Nach einer Berechnung von David Schah wären das allein ca. 22000 Neuntklässler in Deutschland. Rechnet man auf andere Jahrgänge hoch, wäre das insgesamt eine Zahl von organisierten Rechten, die weit über der Schätzung des Verfassungschutzes läge. Die taz zweifelt deshalb in diesem Artikel auch an den Zahlen der KFN-Studie zum Organisierungsgrad der Neuntklässler.

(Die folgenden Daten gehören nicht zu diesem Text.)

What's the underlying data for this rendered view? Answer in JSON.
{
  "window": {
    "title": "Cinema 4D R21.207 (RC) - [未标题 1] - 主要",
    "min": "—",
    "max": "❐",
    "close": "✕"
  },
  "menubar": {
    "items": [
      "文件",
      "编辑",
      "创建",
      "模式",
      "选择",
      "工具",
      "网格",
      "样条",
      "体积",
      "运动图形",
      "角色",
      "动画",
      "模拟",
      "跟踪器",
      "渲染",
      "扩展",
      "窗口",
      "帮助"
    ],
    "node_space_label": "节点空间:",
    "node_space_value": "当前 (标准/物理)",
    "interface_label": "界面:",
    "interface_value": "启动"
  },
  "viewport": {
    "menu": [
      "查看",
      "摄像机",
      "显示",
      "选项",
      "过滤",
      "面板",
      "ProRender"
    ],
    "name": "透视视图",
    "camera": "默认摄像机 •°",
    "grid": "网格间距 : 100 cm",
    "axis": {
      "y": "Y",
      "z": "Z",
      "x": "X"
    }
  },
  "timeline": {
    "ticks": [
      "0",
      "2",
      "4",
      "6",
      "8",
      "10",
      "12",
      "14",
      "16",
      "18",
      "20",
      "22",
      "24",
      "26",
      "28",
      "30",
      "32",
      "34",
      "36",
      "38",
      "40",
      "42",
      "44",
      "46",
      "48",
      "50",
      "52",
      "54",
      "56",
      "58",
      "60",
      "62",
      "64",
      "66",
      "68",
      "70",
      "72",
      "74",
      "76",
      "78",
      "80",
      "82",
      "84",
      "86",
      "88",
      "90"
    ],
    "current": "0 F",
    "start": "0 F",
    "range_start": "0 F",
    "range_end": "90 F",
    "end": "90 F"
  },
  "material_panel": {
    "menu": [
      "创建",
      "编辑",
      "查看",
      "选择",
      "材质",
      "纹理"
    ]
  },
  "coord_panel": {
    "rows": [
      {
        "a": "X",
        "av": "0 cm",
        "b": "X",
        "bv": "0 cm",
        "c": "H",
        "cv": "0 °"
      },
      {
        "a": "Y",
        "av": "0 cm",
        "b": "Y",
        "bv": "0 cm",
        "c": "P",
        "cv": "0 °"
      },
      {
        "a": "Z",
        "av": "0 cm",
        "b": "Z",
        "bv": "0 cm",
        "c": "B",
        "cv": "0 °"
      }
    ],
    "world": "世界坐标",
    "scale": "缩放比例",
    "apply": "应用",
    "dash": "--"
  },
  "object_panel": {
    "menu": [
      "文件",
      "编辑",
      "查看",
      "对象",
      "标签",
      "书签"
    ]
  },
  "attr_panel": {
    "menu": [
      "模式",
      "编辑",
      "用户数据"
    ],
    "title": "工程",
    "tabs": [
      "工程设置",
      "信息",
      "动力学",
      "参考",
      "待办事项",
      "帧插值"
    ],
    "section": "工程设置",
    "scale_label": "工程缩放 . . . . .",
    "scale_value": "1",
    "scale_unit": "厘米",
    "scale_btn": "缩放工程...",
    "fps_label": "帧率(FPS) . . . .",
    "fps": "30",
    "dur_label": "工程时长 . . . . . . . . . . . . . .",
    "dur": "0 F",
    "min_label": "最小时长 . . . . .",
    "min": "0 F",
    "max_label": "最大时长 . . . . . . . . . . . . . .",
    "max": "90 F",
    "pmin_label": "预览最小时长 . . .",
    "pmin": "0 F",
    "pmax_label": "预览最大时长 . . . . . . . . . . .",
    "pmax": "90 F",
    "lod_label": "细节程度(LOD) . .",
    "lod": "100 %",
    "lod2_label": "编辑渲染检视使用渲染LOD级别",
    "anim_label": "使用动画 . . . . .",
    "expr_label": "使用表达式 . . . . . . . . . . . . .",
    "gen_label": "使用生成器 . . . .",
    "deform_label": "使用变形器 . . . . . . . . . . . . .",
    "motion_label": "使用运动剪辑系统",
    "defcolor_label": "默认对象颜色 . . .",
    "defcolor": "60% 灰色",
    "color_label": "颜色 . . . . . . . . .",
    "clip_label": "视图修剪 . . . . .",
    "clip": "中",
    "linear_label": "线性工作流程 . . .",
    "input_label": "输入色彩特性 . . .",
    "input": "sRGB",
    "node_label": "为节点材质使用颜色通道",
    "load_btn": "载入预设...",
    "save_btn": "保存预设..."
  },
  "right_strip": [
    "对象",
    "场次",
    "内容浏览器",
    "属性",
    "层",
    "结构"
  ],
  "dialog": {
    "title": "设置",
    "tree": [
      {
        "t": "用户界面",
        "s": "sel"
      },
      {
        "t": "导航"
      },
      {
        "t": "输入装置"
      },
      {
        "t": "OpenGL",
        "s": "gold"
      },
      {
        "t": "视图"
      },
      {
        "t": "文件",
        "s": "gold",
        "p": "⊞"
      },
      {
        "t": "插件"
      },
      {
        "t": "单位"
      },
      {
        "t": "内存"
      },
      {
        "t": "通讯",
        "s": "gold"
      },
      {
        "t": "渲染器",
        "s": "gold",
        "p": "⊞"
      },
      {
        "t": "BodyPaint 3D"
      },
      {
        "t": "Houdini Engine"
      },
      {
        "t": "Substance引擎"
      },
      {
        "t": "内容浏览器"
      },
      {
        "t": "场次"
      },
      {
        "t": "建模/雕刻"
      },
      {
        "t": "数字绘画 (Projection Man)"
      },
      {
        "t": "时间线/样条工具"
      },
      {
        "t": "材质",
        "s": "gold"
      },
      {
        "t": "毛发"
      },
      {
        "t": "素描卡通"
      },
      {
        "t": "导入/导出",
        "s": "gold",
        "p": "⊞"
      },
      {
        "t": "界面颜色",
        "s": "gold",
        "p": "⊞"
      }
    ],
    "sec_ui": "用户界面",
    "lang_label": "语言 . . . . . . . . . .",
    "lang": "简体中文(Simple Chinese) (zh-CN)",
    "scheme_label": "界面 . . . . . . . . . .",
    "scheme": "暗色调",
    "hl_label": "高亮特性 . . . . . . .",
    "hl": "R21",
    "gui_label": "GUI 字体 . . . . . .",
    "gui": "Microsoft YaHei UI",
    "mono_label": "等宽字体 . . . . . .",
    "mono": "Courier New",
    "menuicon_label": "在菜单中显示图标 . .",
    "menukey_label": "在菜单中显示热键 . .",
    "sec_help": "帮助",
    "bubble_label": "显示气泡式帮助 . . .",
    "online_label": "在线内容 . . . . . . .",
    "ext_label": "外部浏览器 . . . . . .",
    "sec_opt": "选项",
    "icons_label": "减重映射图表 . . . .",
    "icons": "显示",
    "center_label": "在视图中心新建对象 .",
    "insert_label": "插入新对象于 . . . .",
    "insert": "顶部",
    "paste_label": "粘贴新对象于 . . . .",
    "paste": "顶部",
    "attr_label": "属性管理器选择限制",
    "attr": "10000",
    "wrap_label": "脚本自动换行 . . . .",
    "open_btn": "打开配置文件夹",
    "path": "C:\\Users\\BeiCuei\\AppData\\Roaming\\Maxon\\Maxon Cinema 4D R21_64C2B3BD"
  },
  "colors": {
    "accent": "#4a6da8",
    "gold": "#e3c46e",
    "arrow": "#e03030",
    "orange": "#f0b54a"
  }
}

Aber: Sind die Zahlen wirklich vergleichbar? Andere haben schon darauf hingewiesen: Die KFN-Studie von Baier/Pfeiffer (hier herunterzuladen) besagt nicht, welche Gruppen überhaupt dazu gehören. Das wäre auch nicht angezeigt, schließlich kann man Jugendlichen in einer solchen Studie nicht eine Liste mit über 100 Organisationen vorlegen. Es wurde schlicht gefragt, ob sie "Mitglied in einer rechten Gruppe oder Kameradschaft seien", so jedenfalls der wiedergegebene Text der Fragestellung. Die Definition, was eine "rechte Gruppe" ist, überließ man damit den Befragten. Es könnten deshalb viele Jugendliche auch ihre "rechte" Jugendclique als eine solche Gruppierung angegeben haben. Der Vergleich mit Mitgliedschaft in politischen Parteien oder Gewerkschaften wäre dann aber wohl kaum zulässig.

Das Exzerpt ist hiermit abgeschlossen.